İsrail ve Türkiye nasıl ikna edildi? Trump, başkanlığından beri NOBEL Barış Ödülü takıntısını her fırsatta dillendiriyordu. Ekimin ikinci haftası ödül açıklanacaktı. Trump, Gazze Gazinosu Planı’ndan vazgeçip ödül umuduna kapılmıştı, acele ediyordu. NATO merkezinin olduğu Belçika, BMGK üyeleri İngiltere, Fransa dahil çok sayıda ülke 2025 sonbaharında Filistin’i tanıyordu. Sumud Filosu ile birlikte çok sayıda ülkenin yönetimleri, baskı hissedince bazı adımlar atmak zorunda kalıyordu. Hatta bazı ülkeler İsrailli diplomatları sınır dışı ediyor, kimi ülkeler İsrail’le anlaşmaları iptal ediyordu. Anti-Semitizm hızla artıyordu. Bu İsrail’i yalnızlaştırıyordu. Netanyahu, Trump’ın kararlılığını yakalamışken Hamas’ı Gazze’den çıkarmanın büyük kazanç olacağını hesaplıyordu. Nasılsa yeni bir yönetimle yeni bir plan devreye koyabilirdi İsrail. Bu esas nedenlerle Netanyahu, Trump Planı’nı kabullendi. Türkiye, Mısır, Katar gibi ülkeleri Hamas’ın Gazze’den çıkmasına ikna etmişti. Hamas destekçisi İslam ülkeleri, “Gazze tamamen elden çıkacağına Hamas silahsızlansın ve çıksın” noktasına getirilmişti. Yine Doha’ya saldırıda Katar küçük düşmüştü, yenisini istemiyordu. Türkiye de ürkmüştü, Türkiye içinde İsrail Hamaslılara suikast yaparsa ve karşılık verilemezse daha zor duruma düşebilirdi. Ayrıca Türkiye, IMEC gibi ticaret koridorlarından, Doğu Akdeniz enerji koridorlarından dışlanmıştı. Doğu Akdeniz ve Kıbrıs ekseninde karşı bir denklem mayalanıyordu. Norveç bandralı Ramform Hyperion Kıbrıs’ın güneyinde enerji aramaları yapıyordu, baskılarla Türkiye arama gemileri Karadeniz’e çekilmişti. Yani hem Kıbrıs’ta hem Doğu Akdeniz’de Türkiye dışlanırsa domino etkisi yapabilir, Ege’ye kadar uzayabilirdi. Trump, gazaba gelirse Türkiye’nin Suriye’den de tamamen dışlanması tehlikesi vardı. Rusya’dan ve Hamas’tan uzaklaşma karşılığında ABD-Trump, Beyaz Saray’da ağırlama sırasında Türkiye’ye nükleer santral programına destek paketini, Irak-Federe Kürdistan petrolünün Kerkük-Ceyhan arasındaki paralel iki boru hattıyla yeniden akıtılmasını sağlamış, F-16 ile F-35 savaş uçağı satışı umudu vermişti.

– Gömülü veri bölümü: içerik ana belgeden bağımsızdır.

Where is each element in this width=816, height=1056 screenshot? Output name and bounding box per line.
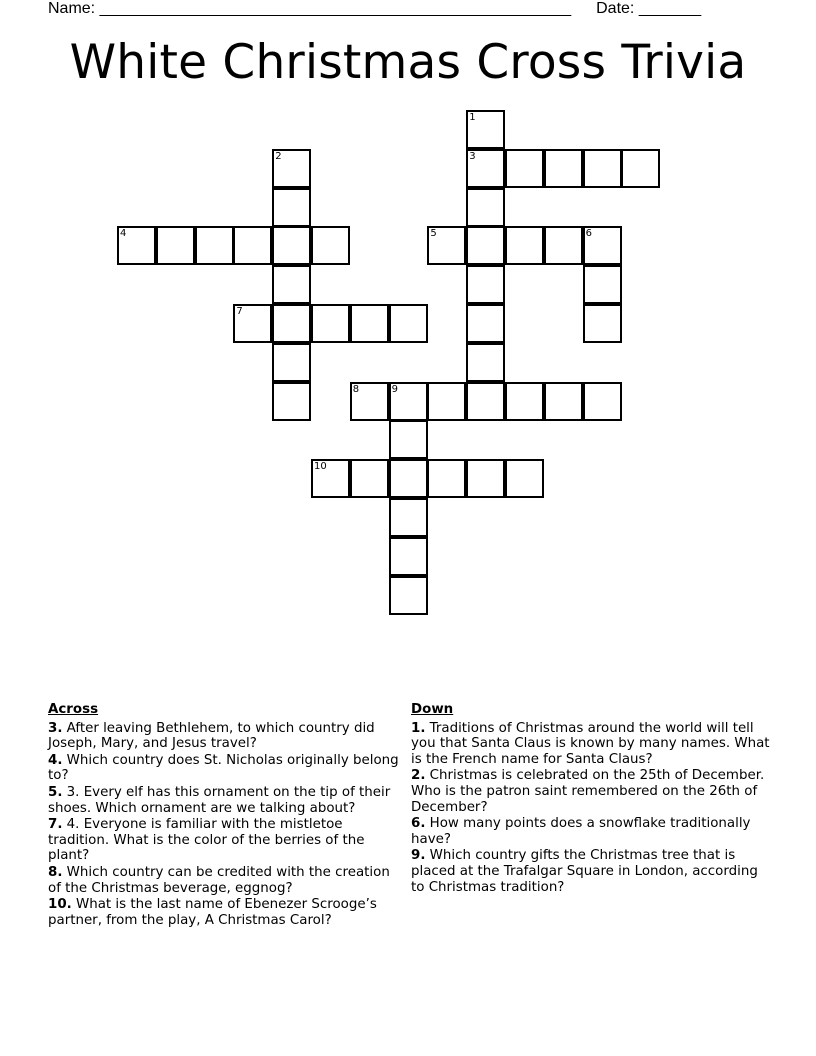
- clue-number: 6.: [411, 816, 426, 832]
- name-label: Name:: [48, 0, 96, 17]
- clue-number: 8.: [48, 864, 63, 880]
- clue-text: Christmas is celebrated on the 25th of December. Who is the patron saint remembered on the 26th of December?: [411, 768, 765, 815]
- clue-number: 1.: [411, 720, 426, 736]
- clue-text: After leaving Bethlehem, to which country did Joseph, Mary, and Jesus travel?: [48, 720, 375, 752]
- down-clue: [411, 816, 771, 847]
- clue-number: 6: [585, 228, 592, 240]
- grid-cell[interactable]: [466, 343, 505, 382]
- clue-number: 3: [469, 150, 476, 162]
- clue-number: 10: [314, 461, 327, 473]
- grid-cell[interactable]: [311, 459, 350, 498]
- grid-cell[interactable]: [389, 459, 428, 498]
- grid-cell[interactable]: [389, 498, 428, 537]
- grid-cell[interactable]: [583, 304, 622, 343]
- grid-cell[interactable]: [272, 188, 311, 227]
- grid-cell[interactable]: [427, 226, 466, 265]
- clue-number: 3.: [48, 720, 63, 736]
- grid-cell[interactable]: [466, 149, 505, 188]
- grid-cell[interactable]: [233, 226, 272, 265]
- clue-text: Which country does St. Nicholas originally belong to?: [48, 752, 399, 784]
- clue-number: 5: [430, 228, 437, 240]
- grid-cell[interactable]: [272, 382, 311, 421]
- clue-text: 3. Every elf has this ornament on the tip of their shoes. Which ornament are we talking about?: [48, 784, 391, 816]
- grid-cell[interactable]: [583, 265, 622, 304]
- across-clue: [48, 721, 400, 752]
- grid-cell[interactable]: [466, 265, 505, 304]
- grid-cell[interactable]: [350, 382, 389, 421]
- clue-number: 4.: [48, 752, 63, 768]
- page-title: White Christmas Cross Trivia: [69, 35, 747, 90]
- grid-cell[interactable]: [272, 265, 311, 304]
- grid-cell[interactable]: [505, 459, 544, 498]
- grid-cell[interactable]: [389, 420, 428, 459]
- clue-number: 7: [236, 306, 243, 317]
- grid-cell[interactable]: [272, 149, 311, 188]
- clue-number: 10.: [48, 897, 72, 913]
- clue-number: 5.: [48, 784, 63, 800]
- grid-cell[interactable]: [311, 226, 350, 265]
- clue-text: How many points does a snowflake traditionally have?: [411, 816, 751, 847]
- clue-number: 8: [352, 383, 360, 395]
- clue-text: What is the last name of Ebenezer Scrooge’s partner, from the play, A Christmas Carol?: [48, 897, 377, 928]
- down-clue: [411, 721, 771, 768]
- grid-cell[interactable]: [311, 304, 350, 343]
- clue-number: 4: [120, 228, 127, 240]
- grid-cell[interactable]: [427, 382, 466, 421]
- clue-number: 9.: [411, 848, 426, 864]
- across-clue: [48, 753, 400, 784]
- date-line[interactable]: _______: [638, 0, 702, 17]
- grid-cell[interactable]: [466, 459, 505, 498]
- grid-cell[interactable]: [544, 226, 583, 265]
- grid-cell[interactable]: [544, 149, 583, 188]
- grid-cell[interactable]: [466, 110, 505, 149]
- grid-cell[interactable]: [466, 382, 505, 421]
- down-clue: [411, 848, 771, 895]
- grid-cell[interactable]: [389, 382, 428, 421]
- grid-cell[interactable]: [350, 459, 389, 498]
- grid-cell[interactable]: [583, 382, 622, 421]
- clue-number: 2.: [411, 768, 426, 784]
- grid-cell[interactable]: [156, 226, 195, 265]
- grid-cell[interactable]: [583, 226, 622, 265]
- clue-text: Which country can be credited with the creation of the Christmas beverage, eggnog?: [48, 864, 390, 896]
- across-clue: [48, 865, 400, 896]
- clue-text: Traditions of Christmas around the world will tell you that Santa Claus is known by many names. What is the French name for Santa Claus?: [411, 720, 770, 767]
- grid-cell[interactable]: [466, 226, 505, 265]
- across-clues: [48, 702, 400, 929]
- down-heading: Down: [411, 702, 454, 717]
- grid-cell[interactable]: [195, 226, 234, 265]
- grid-cell[interactable]: [505, 226, 544, 265]
- grid-cell[interactable]: [272, 343, 311, 382]
- grid-cell[interactable]: [544, 382, 583, 421]
- down-clue: [411, 768, 771, 815]
- across-clue: [48, 817, 400, 864]
- clue-number: 1: [469, 112, 476, 123]
- date-label: Date:: [596, 0, 635, 17]
- grid-cell[interactable]: [389, 576, 428, 615]
- grid-cell[interactable]: [389, 537, 428, 576]
- clue-text: 4. Everyone is familiar with the mistletoe tradition. What is the color of the berries of the plant?: [48, 817, 365, 864]
- down-clues: [411, 702, 771, 896]
- grid-cell[interactable]: [233, 304, 272, 343]
- grid-cell[interactable]: [505, 382, 544, 421]
- grid-cell[interactable]: [389, 304, 428, 343]
- clue-number: 9: [391, 383, 398, 395]
- grid-cell[interactable]: [583, 149, 622, 188]
- grid-cell[interactable]: [466, 304, 505, 343]
- grid-cell[interactable]: [117, 226, 156, 265]
- grid-cell[interactable]: [466, 188, 505, 227]
- across-clue: [48, 785, 400, 816]
- name-line[interactable]: _____________________________________________________: [99, 0, 572, 17]
- grid-cell[interactable]: [621, 149, 660, 188]
- clue-number: 2: [275, 150, 282, 162]
- across-heading: Across: [48, 702, 99, 717]
- grid-cell[interactable]: [272, 304, 311, 343]
- across-clue: [48, 897, 400, 928]
- grid-cell[interactable]: [427, 459, 466, 498]
- grid-cell[interactable]: [272, 226, 311, 265]
- grid-cell[interactable]: [350, 304, 389, 343]
- clue-text: Which country gifts the Christmas tree that is placed at the Trafalgar Square in London, according to Christmas tradition?: [411, 848, 758, 895]
- clue-number: 7.: [48, 817, 63, 833]
- grid-cell[interactable]: [505, 149, 544, 188]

AKP-Türkiye; Kerkük-Banyas, IMEC, Doğu Akdeniz enerji denklemine söz sahibi olabilmek için de Trump’ın biçtiği Hamas’ı sürgün etme rolünü kabullendi.

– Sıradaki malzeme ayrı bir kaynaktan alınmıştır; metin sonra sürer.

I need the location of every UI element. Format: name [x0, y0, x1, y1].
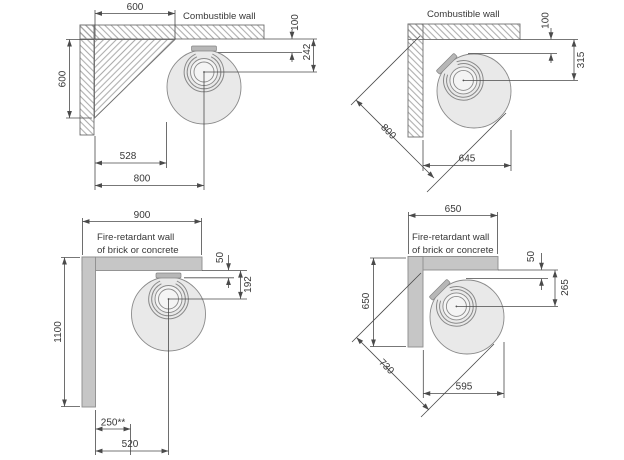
dim-315-label: 315 [576, 51, 587, 69]
dim-192-label: 192 [243, 276, 254, 293]
dim-242-label: 242 [302, 43, 313, 61]
dim-645-label: 645 [458, 153, 476, 165]
dim-520-label: 520 [121, 439, 139, 450]
dim-top-600-label: 600 [126, 2, 144, 13]
dim-650-left [370, 258, 406, 347]
dim-250-note-label: 250** [100, 417, 126, 429]
combustible-wall-left [80, 25, 94, 135]
dim-50-label: 50 [215, 251, 226, 264]
diagram-fire-retardant-parallel [53, 210, 254, 455]
stove-top-view [412, 262, 519, 369]
wall-type-label-line1: Fire-retardant wall [412, 232, 490, 243]
dim-650-top-label: 650 [444, 204, 462, 215]
dim-265-label: 265 [560, 279, 571, 296]
dim-650-left-label: 650 [361, 292, 372, 310]
dim-left-600-label: 600 [57, 70, 69, 88]
diagram-combustible-parallel [58, 2, 318, 190]
combustible-wall-top [80, 25, 264, 39]
stove-top-view [419, 36, 526, 143]
diagram-combustible-corner [351, 9, 587, 192]
dim-800-diagonal-label: 800 [378, 122, 398, 142]
wall-type-label: Combustible wall [183, 11, 256, 22]
fire-retardant-wall-top [82, 257, 202, 271]
dim-645 [423, 130, 511, 171]
protected-corner-triangle [95, 40, 176, 119]
dim-100-label: 100 [540, 12, 552, 29]
dim-528-label: 528 [119, 151, 137, 162]
fire-retardant-wall-left [408, 257, 423, 348]
wall-type-label-line2: of brick or concrete [412, 245, 494, 256]
wall-type-label: Combustible wall [427, 9, 500, 20]
dim-595-label: 595 [455, 381, 473, 393]
dim-1100-label: 1100 [53, 321, 64, 343]
dim-800-label: 800 [133, 173, 151, 185]
wall-type-label-line1: Fire-retardant wall [97, 232, 175, 243]
combustible-wall-top [408, 24, 520, 40]
fire-retardant-wall-left [82, 257, 96, 407]
dim-100-label: 100 [289, 14, 301, 31]
dim-730-diagonal-label: 730 [376, 357, 396, 377]
wall-type-label-line2: of brick or concrete [97, 245, 179, 256]
dim-50-label: 50 [526, 250, 537, 263]
dim-900-label: 900 [133, 210, 151, 221]
diagram-fire-retardant-corner [352, 204, 571, 417]
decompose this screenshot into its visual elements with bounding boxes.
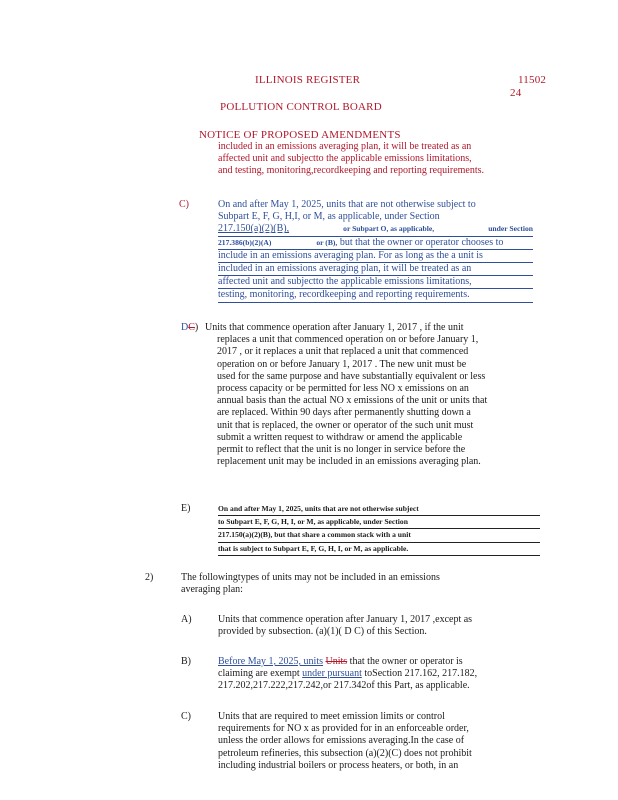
register-title: ILLINOIS REGISTER: [255, 74, 361, 86]
inserted-text: Before May 1, 2025, units: [218, 656, 323, 667]
text-line: including industrial boilers or process heaters, or both, in an: [218, 759, 459, 771]
page-number: 11502: [518, 74, 547, 86]
text-line: petroleum refineries, this subsection (a)(2)(C) does not prohibit: [218, 747, 472, 759]
item-d-marker: [181, 322, 198, 333]
board-name: POLLUTION CONTROL BOARD: [220, 101, 382, 113]
item-d-paragraph: [205, 322, 535, 468]
inline-text: but that the owner or operator chooses to: [339, 236, 504, 248]
inline-text: that the owner or operator is: [349, 656, 463, 667]
text-line: requirements for NO x as provided for in an enforceable order,: [218, 723, 469, 735]
text-line: replaces a unit that commenced operation on or before January 1,: [217, 334, 479, 346]
item-2-paragraph: [181, 572, 511, 596]
text-line: included in an emissions averaging plan, it will be treated as an: [218, 263, 533, 276]
text-line: [218, 656, 528, 668]
section-ref: 217.386(b)(2)(A): [218, 237, 272, 247]
item-2b-paragraph: [218, 656, 528, 693]
item-c-marker: C): [179, 199, 189, 210]
text-line: include in an emissions averaging plan. For as long as the a unit is: [218, 250, 533, 263]
text-line: replacement unit may be included in an emissions averaging plan.: [217, 456, 481, 468]
section-ref: 217.150(a)(2)(B),: [218, 223, 290, 235]
inline-text: Section 217.162, 217.182,: [372, 668, 478, 680]
text-line: submit a written request to withdraw or amend the applicable: [217, 431, 463, 443]
text-line: used for the same purpose and have substantially equivalent or less: [217, 370, 486, 382]
text-line: unless the order allows for emissions averaging.In the case of: [218, 735, 465, 747]
text-line: included in an emissions averaging plan, it will be treated as an: [218, 141, 472, 152]
text-line: The followingtypes of units may not be included in an emissions: [181, 572, 440, 583]
item-2a-paragraph: [218, 614, 528, 638]
item-2-marker: 2): [145, 572, 154, 583]
text-line: operation on or before January 1, 2017 . The new unit must be: [217, 358, 467, 370]
text-line: are replaced. Within 90 days after permanently shutting down a: [217, 407, 471, 419]
text-line: provided by subsection. (a)(1)( D C) of this Section.: [218, 626, 427, 638]
text-line: Subpart E, F, G, H,I, or M, as applicable, under Section: [218, 211, 440, 223]
text-line: 217.202,217.222,217.242,or 217.342of this Part, as applicable.: [218, 680, 470, 692]
notice-heading: NOTICE OF PROPOSED AMENDMENTS: [199, 129, 401, 141]
text-line: that is subject to Subpart E, F, G, H, I, or M, as applicable.: [218, 543, 540, 556]
text-line: 2017 , or it replaces a unit that replaced a unit that commenced: [217, 346, 469, 358]
text-line: [218, 668, 528, 680]
deleted-text: Units: [325, 656, 348, 667]
inline-text: or (B),: [316, 237, 338, 247]
item-e-marker: E): [181, 503, 191, 514]
item-e-paragraph: [218, 503, 540, 556]
text-line: On and after May 1, 2025, units that are not otherwise subject to: [218, 199, 476, 210]
text-line: On and after May 1, 2025, units that are not otherwise subject: [218, 503, 540, 516]
continuation-paragraph: [218, 141, 521, 178]
marker-paren: ): [194, 322, 199, 333]
text-line: Units that commence operation after January 1, 2017 , if the unit: [205, 322, 464, 333]
text-line: 217.150(a)(2)(B), but that share a common stack with a unit: [218, 529, 540, 542]
text-line: [218, 223, 533, 236]
text-line: to Subpart E, F, G, H, I, or M, as applicable, under Section: [218, 516, 540, 529]
inline-text: claiming are exempt: [218, 668, 300, 680]
inline-text: or Subpart O, as applicable,: [343, 224, 435, 234]
text-line: Units that commence operation after January 1, 2017 ,except as: [218, 614, 473, 625]
text-line: annual basis than the actual NO x emissions of the unit or units that: [217, 395, 488, 407]
text-line: [218, 237, 533, 250]
text-line: affected unit and subjectto the applicable emissions limitations,: [218, 276, 533, 289]
text-line: affected unit and subjectto the applicable emissions limitations,: [218, 153, 472, 165]
item-2c-marker: C): [181, 711, 191, 722]
marker-deleted: C: [188, 322, 195, 333]
item-c-paragraph: [218, 199, 533, 303]
text-line: Units that are required to meet emission limits or control: [218, 711, 445, 722]
text-line: and testing, monitoring,recordkeeping and reporting requirements.: [218, 165, 485, 177]
text-line: permit to reflect that the unit is no longer in service before the: [217, 444, 466, 456]
issue-number: 24: [510, 87, 522, 99]
item-2c-paragraph: [218, 711, 528, 772]
text-line: unit that is replaced, the owner or operator of the such unit must: [217, 419, 474, 431]
inline-text: under Section: [488, 224, 533, 234]
text-line: testing, monitoring, recordkeeping and reporting requirements.: [218, 289, 533, 302]
marker-new: D: [181, 322, 189, 333]
inserted-text: under pursuant: [302, 668, 362, 680]
text-line: averaging plan:: [181, 584, 243, 596]
inline-text: to: [364, 668, 373, 680]
item-2a-marker: A): [181, 614, 192, 625]
item-2b-marker: B): [181, 656, 191, 667]
text-line: process capacity or be permitted for less NO x emissions on an: [217, 383, 469, 395]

Lakin çözüm Hamas’ın Gazze’den çıkmasında değil. Çözüm merkezsiz, üstünlük payesiz, üst kimlik-alt kimlik kurnazlığının olmadığı Katılımcı Eşitlik’te. Çok dilli, çok kültürlü Anayasal eşitliğin benimsenmesinde. Çözüm hiçbir ulusun tekçiliği dayatmadığı komünler üzerinden yükselen gönüllü konfederal (eş yürütmeli veya eş yürütme konseyli) sistemlerde.